Throughout this journey, I’ve often thought of my patron saint, Saint Monica. She exemplifies so many of the qualities I strive to embody: persistence without aggression, strength with humility, and a patient but unrelenting belief in the possibility of change. Saint Monica showed what it means to disarm opposition not by overpowering, but by standing firm with grace and calm wisdom. Her legacy inspires me to be that steady voice of reason that refuses to give up.

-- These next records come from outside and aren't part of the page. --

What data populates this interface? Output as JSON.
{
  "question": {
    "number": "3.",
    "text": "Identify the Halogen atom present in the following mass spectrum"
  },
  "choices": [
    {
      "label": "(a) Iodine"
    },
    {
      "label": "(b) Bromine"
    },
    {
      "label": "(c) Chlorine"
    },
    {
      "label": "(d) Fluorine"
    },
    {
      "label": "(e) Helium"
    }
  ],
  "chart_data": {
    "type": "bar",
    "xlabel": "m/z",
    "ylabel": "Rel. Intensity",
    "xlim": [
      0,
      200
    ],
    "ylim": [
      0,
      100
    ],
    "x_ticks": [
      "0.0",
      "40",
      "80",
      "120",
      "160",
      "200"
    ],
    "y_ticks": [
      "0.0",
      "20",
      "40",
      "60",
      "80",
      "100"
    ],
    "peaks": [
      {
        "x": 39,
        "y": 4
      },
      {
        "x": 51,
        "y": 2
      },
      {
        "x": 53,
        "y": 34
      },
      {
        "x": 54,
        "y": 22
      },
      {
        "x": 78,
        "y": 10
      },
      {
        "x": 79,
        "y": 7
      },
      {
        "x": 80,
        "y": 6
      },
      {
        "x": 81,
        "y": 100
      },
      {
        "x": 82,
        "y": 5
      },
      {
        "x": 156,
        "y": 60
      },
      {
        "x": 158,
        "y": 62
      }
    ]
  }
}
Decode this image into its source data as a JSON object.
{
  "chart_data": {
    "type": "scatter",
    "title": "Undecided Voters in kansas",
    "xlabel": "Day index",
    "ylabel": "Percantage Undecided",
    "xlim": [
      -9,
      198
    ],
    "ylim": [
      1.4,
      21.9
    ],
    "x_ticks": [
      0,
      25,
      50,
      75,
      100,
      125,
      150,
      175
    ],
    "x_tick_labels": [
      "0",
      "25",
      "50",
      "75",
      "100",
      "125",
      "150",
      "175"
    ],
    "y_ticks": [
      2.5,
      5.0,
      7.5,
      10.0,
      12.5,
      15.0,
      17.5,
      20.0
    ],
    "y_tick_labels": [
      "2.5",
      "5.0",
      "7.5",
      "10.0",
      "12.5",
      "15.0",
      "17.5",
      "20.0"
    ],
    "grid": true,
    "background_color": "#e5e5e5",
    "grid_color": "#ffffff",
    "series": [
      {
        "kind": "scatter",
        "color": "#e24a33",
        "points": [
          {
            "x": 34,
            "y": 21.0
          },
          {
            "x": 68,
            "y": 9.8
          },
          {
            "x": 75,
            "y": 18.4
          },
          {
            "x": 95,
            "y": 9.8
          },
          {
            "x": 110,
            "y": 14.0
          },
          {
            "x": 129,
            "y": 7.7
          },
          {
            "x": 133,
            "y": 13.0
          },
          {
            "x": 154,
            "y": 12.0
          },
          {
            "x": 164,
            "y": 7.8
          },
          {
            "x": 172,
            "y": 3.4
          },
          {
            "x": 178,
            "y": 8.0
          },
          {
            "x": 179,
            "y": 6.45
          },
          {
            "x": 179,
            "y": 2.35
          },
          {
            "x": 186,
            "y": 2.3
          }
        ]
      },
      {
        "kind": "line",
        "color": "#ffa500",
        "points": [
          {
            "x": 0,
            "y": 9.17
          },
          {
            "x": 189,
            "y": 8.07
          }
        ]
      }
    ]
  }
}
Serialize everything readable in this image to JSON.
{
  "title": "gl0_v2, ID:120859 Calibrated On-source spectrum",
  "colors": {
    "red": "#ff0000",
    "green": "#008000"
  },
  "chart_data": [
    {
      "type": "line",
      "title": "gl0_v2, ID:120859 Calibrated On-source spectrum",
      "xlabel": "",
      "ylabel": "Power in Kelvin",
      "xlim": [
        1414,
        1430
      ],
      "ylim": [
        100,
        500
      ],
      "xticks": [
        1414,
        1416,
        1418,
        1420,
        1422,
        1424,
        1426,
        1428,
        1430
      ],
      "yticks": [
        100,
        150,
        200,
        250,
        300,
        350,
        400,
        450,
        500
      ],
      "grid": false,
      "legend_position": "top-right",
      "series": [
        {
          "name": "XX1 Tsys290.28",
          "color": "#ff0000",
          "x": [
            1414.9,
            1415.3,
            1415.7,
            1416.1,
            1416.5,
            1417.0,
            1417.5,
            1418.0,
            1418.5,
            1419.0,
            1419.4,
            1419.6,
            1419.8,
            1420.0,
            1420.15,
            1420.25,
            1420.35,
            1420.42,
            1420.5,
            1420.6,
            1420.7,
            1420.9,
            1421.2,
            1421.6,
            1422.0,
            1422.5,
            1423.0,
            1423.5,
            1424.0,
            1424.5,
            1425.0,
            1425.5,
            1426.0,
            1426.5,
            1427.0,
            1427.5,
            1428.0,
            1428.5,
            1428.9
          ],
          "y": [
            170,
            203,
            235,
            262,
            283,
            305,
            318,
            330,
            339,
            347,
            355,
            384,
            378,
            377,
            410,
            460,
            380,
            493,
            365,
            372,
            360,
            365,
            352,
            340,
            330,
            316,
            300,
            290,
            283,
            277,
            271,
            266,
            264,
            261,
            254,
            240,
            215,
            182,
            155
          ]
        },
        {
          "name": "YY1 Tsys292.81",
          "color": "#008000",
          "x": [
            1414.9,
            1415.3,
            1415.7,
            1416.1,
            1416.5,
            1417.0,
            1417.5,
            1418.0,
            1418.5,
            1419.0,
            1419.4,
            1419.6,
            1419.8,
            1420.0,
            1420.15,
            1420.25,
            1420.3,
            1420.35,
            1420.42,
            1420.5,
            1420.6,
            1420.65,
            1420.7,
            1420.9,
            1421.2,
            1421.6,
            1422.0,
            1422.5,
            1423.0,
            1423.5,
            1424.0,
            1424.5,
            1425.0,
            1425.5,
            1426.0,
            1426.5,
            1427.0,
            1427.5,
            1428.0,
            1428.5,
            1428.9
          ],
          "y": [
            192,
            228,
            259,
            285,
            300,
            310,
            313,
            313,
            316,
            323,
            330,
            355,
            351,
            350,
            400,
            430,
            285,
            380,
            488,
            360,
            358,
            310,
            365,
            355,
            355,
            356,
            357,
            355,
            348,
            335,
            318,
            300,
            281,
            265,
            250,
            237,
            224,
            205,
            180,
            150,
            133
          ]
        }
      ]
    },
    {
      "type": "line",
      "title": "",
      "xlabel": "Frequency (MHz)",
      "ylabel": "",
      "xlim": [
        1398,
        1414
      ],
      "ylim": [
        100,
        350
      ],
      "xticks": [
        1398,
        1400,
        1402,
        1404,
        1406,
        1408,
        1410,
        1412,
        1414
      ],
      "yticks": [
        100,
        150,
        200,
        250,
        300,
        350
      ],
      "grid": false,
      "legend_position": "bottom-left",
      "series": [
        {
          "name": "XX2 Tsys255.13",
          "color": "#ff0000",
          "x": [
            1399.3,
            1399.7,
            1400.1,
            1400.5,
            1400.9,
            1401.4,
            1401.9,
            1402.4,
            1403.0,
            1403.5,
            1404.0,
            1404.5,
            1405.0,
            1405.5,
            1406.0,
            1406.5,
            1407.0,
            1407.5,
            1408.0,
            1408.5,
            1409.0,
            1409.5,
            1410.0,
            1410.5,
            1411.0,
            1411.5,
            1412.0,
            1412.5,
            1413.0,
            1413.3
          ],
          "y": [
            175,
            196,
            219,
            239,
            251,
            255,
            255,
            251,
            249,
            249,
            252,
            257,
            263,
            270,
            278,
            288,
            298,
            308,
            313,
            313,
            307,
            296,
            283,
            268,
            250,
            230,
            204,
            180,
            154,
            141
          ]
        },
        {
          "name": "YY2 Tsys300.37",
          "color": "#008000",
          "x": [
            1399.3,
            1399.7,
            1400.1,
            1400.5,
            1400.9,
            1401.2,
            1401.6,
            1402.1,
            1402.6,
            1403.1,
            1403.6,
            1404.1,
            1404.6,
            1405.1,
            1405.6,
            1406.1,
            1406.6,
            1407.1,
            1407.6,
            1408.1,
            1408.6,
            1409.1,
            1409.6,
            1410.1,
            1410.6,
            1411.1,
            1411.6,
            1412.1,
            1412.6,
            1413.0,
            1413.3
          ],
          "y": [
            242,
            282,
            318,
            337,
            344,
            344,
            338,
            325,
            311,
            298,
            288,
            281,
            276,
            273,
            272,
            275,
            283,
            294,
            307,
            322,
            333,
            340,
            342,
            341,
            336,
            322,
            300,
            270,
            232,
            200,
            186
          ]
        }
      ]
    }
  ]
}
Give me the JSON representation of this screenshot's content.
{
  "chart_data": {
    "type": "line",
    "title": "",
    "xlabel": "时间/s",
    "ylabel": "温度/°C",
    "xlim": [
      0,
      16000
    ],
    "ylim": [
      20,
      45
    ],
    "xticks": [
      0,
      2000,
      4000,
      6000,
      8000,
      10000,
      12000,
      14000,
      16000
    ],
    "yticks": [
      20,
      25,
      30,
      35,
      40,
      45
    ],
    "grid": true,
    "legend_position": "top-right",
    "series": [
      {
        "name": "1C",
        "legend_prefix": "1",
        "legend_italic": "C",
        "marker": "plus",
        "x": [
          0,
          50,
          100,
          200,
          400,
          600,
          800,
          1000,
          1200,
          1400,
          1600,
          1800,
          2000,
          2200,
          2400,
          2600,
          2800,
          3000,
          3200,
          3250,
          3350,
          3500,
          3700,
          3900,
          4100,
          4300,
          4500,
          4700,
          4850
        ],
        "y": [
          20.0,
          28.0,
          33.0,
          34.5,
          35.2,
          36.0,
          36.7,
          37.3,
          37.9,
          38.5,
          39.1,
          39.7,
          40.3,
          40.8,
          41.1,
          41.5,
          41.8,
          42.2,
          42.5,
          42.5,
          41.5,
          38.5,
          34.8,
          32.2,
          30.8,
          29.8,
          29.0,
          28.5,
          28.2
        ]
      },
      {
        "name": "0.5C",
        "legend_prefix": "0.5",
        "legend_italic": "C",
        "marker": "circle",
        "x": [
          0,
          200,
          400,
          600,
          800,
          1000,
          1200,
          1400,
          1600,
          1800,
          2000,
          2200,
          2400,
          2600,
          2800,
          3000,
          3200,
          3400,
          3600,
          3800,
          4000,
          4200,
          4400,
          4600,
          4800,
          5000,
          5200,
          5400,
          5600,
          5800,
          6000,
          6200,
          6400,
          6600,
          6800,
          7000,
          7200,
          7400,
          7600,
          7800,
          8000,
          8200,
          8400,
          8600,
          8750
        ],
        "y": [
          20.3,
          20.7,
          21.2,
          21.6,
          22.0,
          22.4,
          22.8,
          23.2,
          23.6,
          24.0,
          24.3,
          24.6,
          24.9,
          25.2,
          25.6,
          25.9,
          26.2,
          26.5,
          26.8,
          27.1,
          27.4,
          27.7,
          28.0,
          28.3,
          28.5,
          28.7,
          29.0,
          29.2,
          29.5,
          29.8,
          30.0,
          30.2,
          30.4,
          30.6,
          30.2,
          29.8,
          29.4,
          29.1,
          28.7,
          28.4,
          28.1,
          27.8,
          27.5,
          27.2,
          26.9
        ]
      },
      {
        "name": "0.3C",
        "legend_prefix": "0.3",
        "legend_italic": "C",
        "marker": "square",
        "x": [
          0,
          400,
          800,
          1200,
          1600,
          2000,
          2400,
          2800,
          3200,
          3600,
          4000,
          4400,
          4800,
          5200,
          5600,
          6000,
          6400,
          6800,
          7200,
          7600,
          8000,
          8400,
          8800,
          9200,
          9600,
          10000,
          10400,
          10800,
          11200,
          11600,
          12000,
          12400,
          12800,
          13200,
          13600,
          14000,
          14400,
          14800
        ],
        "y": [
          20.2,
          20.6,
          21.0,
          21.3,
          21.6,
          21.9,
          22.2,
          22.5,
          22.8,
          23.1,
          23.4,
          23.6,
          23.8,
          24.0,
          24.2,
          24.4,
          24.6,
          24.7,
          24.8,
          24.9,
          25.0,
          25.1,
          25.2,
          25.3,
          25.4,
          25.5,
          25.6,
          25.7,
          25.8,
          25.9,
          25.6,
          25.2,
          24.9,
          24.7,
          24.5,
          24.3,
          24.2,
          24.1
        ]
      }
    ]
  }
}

I’ve learned to embrace the value of persistence over perfection. Activism and advocacy are not tidy or linear. They are hard and often exhausting. I balance family, school, work, creative passions, and this growing movement I’m building. There is no perfect time to act. So I’ve stopped waiting for perfection and instead committed to keep pushing forward.

I will keep pushing for policy change. I will keep showing up. I will keep having conversations. I will keep working toward a future where equity is no longer an afterthought—whether that’s lactation equity, paid family leave, science understanding, education access, reproductive justice, environmental justice, or any of the other causes I’m passionate about. I know I won’t solve everything at once, but I also know I’m building something bigger than myself. That’s the legacy I want to live into.

What You Can Do Right Now

  • Talk about breastfeeding equity
  • Advocate for paid parental leave
  • Share facts about human milk and milk banking
  • Support breastfeeding and pumping parents around you
  • Follow @ScienceWithSabrina and join the conversation

We can—and must—build a future where a parent’s ability to nourish their child isn’t determined by race, zip code, or income. We can do better. Together, we will.